With this type of scam, you may receive a call out of the blue from someone claiming to be your bank, an internet or utility company, or even the police.
They’ll try to convince you to give them remote access to your computer by saying they can help with something like a slow internet connection, or fixing a virus. You may also be asked to download software, visit a specific website or follow instructions which give them control.
The scammer may offer a refund for your inconvenience. They’ll then try to persuade you to log on to online banking to check you've received the money. The scammer will still have remote access, meaning they can see everything you’re typing – including your online banking log on details.
They may also ask you for a code sent by the bank (from your Secure Key for HSBC customers) so they can ‘process the refund’. By handing this information over, they’ll have everything they need to move any money from your account.
In some instances, the scammer may have moved money between your accounts so it looks like they’ve sent too much.
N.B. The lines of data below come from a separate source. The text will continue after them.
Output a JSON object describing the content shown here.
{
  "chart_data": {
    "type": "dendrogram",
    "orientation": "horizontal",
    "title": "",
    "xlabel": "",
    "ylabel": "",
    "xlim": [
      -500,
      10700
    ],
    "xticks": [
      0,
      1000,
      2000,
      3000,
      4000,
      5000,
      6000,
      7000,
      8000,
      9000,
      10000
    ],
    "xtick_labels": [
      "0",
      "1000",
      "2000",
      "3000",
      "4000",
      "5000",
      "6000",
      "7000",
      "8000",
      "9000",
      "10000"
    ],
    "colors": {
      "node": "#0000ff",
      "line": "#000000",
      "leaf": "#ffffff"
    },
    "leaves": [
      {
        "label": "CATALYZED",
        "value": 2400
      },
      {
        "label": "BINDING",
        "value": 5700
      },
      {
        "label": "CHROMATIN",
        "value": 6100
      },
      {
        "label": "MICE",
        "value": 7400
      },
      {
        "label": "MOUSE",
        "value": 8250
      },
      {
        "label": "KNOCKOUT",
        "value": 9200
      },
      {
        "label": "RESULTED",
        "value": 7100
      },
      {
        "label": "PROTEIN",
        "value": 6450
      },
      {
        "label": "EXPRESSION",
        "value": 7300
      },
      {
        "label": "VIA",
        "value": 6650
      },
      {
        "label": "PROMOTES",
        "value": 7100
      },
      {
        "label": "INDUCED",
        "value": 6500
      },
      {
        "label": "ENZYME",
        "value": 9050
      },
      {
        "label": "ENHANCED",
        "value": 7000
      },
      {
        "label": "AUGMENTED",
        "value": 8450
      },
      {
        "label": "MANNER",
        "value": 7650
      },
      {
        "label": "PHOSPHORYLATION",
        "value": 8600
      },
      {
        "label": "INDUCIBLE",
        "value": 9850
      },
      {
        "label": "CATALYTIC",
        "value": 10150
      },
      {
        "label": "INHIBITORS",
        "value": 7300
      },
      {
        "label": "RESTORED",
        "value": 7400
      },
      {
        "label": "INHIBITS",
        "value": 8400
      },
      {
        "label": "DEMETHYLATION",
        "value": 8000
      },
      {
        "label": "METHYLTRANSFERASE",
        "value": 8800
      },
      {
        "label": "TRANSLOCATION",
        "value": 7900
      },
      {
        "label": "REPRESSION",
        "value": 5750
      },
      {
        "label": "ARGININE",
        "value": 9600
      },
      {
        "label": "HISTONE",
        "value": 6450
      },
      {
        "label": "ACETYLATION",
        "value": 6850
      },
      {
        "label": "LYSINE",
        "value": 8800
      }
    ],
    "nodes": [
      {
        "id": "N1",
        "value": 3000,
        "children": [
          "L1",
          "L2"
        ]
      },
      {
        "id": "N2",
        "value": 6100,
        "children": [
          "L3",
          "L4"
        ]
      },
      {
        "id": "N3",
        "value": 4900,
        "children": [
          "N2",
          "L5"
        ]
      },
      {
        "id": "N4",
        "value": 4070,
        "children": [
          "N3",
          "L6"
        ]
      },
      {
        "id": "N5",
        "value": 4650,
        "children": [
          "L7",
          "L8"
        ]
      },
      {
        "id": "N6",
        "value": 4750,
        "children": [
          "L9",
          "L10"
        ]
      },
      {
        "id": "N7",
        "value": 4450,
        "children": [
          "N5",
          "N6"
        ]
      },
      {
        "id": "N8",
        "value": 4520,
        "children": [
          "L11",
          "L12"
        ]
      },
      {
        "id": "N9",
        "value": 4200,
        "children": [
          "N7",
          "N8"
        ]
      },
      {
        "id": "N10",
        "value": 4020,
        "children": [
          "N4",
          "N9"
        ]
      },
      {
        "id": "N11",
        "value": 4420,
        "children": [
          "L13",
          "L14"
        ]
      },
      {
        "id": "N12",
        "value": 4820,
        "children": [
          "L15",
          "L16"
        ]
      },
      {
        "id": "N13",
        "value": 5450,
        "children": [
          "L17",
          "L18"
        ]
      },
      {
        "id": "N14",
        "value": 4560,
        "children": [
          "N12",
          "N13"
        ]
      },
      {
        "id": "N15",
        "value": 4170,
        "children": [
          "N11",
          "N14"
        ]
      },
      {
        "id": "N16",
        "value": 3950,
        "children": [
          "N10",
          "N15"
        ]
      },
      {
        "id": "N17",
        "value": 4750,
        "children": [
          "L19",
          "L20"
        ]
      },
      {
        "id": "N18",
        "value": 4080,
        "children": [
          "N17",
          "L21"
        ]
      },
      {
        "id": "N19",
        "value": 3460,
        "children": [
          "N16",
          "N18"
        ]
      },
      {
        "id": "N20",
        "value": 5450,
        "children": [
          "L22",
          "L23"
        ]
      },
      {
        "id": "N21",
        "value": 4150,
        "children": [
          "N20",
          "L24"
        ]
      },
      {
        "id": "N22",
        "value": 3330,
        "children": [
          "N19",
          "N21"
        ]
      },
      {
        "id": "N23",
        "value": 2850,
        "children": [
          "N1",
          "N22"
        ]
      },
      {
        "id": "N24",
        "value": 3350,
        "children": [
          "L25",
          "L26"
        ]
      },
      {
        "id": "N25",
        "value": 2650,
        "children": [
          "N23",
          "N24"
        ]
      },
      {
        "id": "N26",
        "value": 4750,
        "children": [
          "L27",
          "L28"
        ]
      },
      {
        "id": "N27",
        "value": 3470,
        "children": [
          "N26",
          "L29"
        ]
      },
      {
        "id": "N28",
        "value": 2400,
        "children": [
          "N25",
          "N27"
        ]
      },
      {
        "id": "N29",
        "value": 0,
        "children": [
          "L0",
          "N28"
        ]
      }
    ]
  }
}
They’ll then convince you to send it back to them. In reality it’ll be your own money you’re ‘returning’ to them.
HSBC UK, the police or utility companies will never ask you to do any of the above.
There are some steps you can take to help make sure your money is secure:
don’t give anyone you don’t know access to your computer
be careful how you share your personal information
if someone has remote access to your computer, don’t log on to your online banking or anything else which could allow them to gain access to any passwords, security information or log on details
don’t pass on security codes, Secure Key codes or one-time passcodes to anyone
keep your anti-virus software up to date
Read our page on the latest scams for more on how you can help protect yourself from fraud.
If you've given remote access to someone in this way, you should take these steps.
For laptops and desktop computers:
Immediately switch off, preferably at the power source.
Disconnect from the internet - for example, move out of range of your Wi-Fi router or unplug the internet cable.
For mobile phones:
Disable or switch off the 3G/4G/5G connectivity on your phone.
Move out of range of any Wi-Fi router.
A remote access connection will persist over any available internet connection, so simply restarting or rebooting won't be enough to block fraudsters. The only way to stop them being able to connect so you can regain full control is to follow these steps. Once you're back in control of your device, you must delete any remote access software that you’d installed.